What drew you to return to the Yale Law School community as Senior Distinguished Fellow in Residence at The Tsai Leadership Program? Tell us about your first semester teaching at the Law School.

While I was mayor, I came back a couple of times to do visiting talks as part of The Tsai Leadership Program. And every time I came back to Yale Law School — and every time I left — I felt so energized. The conversations were challenging, but also earnest and serious. And it made me remember the way that I felt when I was here as a student: a deep sense of responsibility to figure out how I could best contribute, and a commitment to wrestling with really interesting, difficult questions. 

So when I was thinking about what to do after eight years as mayor, I couldn’t think of anything better than being back at Yale Law School for a while. That instinct was right, and I’m incredibly grateful for the opportunity. 

Last semester, I taught a course on hard issues at the state and local level — focusing on issues like homelessness, community violence, and the mental health crisis that present complex tangles of law, policy, and politics. It gave me a chance to reflect on the work that I’d been doing for so many years and think about it in a different way. And hopefully it helped students wrestle with problems that don’t have easy answers and examine them not just from a theoretical perspective, but from the perspective of someone who has to make a decision and act. Not surprisingly, the students were terrific and every class felt like it could have gone twice as long. 

This fall, I’m teaching two very different courses. One on the law and policy of gun violence prevention. Not a Second Amendment course, but a course focused on the work that’s being done at the community level in cities across the country. The second is a course on economic statecraft, drawing on my work leading the Office of Terrorist Financing and Financial Crimes at the U.S. Treasury Department. 
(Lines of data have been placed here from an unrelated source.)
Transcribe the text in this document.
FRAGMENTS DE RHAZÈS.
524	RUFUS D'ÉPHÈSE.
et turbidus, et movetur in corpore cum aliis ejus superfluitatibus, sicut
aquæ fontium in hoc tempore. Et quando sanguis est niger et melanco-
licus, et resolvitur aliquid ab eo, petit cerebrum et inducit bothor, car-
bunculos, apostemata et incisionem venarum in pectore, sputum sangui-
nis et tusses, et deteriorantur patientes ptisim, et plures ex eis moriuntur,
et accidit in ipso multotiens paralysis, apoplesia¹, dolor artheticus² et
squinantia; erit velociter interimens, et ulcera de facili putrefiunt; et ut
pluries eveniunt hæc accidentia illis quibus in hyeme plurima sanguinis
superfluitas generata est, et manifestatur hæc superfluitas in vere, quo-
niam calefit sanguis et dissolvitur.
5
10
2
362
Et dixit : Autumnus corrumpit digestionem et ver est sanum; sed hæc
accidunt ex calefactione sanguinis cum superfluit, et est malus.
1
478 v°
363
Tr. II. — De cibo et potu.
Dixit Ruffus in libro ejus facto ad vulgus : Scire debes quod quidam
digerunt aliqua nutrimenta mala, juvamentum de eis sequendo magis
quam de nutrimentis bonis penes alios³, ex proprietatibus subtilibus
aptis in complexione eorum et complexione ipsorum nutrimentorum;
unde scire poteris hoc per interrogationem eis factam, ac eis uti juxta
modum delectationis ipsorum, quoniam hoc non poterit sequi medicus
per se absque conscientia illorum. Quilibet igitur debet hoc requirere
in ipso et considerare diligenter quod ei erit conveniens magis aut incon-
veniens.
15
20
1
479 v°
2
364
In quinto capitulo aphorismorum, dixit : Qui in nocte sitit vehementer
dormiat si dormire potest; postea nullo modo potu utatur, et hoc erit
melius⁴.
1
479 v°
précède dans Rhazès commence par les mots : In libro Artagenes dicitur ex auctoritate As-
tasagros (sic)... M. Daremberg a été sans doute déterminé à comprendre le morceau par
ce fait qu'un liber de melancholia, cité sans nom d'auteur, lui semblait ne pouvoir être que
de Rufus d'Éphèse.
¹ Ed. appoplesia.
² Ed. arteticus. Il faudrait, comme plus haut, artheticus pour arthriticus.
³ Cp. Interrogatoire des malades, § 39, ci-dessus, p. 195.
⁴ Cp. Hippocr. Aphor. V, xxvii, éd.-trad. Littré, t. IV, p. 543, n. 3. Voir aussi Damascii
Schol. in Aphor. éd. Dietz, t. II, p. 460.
As a Yale Law School alumnus, do you have advice for students considering how best to apply their leadership skills both within the Law School and as they look to the future?
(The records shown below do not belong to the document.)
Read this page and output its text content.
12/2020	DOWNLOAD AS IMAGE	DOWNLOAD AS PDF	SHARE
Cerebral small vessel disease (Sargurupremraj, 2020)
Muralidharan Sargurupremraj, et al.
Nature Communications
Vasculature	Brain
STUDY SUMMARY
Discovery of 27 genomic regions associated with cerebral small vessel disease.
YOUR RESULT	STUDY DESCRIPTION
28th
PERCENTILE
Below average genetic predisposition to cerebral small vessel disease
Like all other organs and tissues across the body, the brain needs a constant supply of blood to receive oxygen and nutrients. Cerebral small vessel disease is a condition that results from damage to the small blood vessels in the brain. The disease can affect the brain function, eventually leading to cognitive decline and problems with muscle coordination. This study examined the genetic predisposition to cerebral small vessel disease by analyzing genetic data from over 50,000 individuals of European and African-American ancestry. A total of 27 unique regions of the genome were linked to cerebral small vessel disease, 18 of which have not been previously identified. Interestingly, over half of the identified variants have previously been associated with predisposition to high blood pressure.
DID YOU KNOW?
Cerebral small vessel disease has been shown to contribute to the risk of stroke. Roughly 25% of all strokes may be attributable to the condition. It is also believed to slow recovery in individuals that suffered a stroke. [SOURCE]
I wouldn’t presume to give a lot of advice, but I would say that students should not feel the need to lead in traditional ways. It’s okay to go through Yale Law School and not be a research assistant, not work on the Yale Law Journal, not pursue a clerkship. Those are all great opportunities and important ones. But they’re not the only ways to learn and they’re not the only paths to leadership. 

Not surprisingly, I’d also encourage Yale Law School students to think about ways to lead closer to home — or closer to here. Washington, D.C. is not the only place to pursue public service. New York City’s not the only place to practice law. Some of the most exciting opportunities to make change in the public sector are at the state and local level. And sometimes, those who make the most profound impact on our society do it through leadership in the private sector.

How does The Tsai Leadership Program build on the School’s strong tradition of empowering leaders?  

Yale Law School has always been both an extraordinary law school and, even if just by virtue of the people that come here, a school of leadership. Or at least a school for leaders. Whether or not Yale Law School grads end up pursuing a traditional legal or academic career or do something else, there’s real value in getting exposed to people with a wide range of leadership experiences. So I think the events that the Leadership Program sponsors are really valuable. I particularly love the Crossing Divides Program, because the ability to think, work, and communicate across divides is a vital skill for every lawyer and every leader. 

There are also concrete skills that leaders in almost any field have to develop, and there are ways to develop them deliberately and rigorously. I think it makes all the sense in the world that YLS has a program to help do that in a more intentional and comprehensive way — making sure we’re offering the courses that someone who wants to pursue a career in policymaking or in business needs.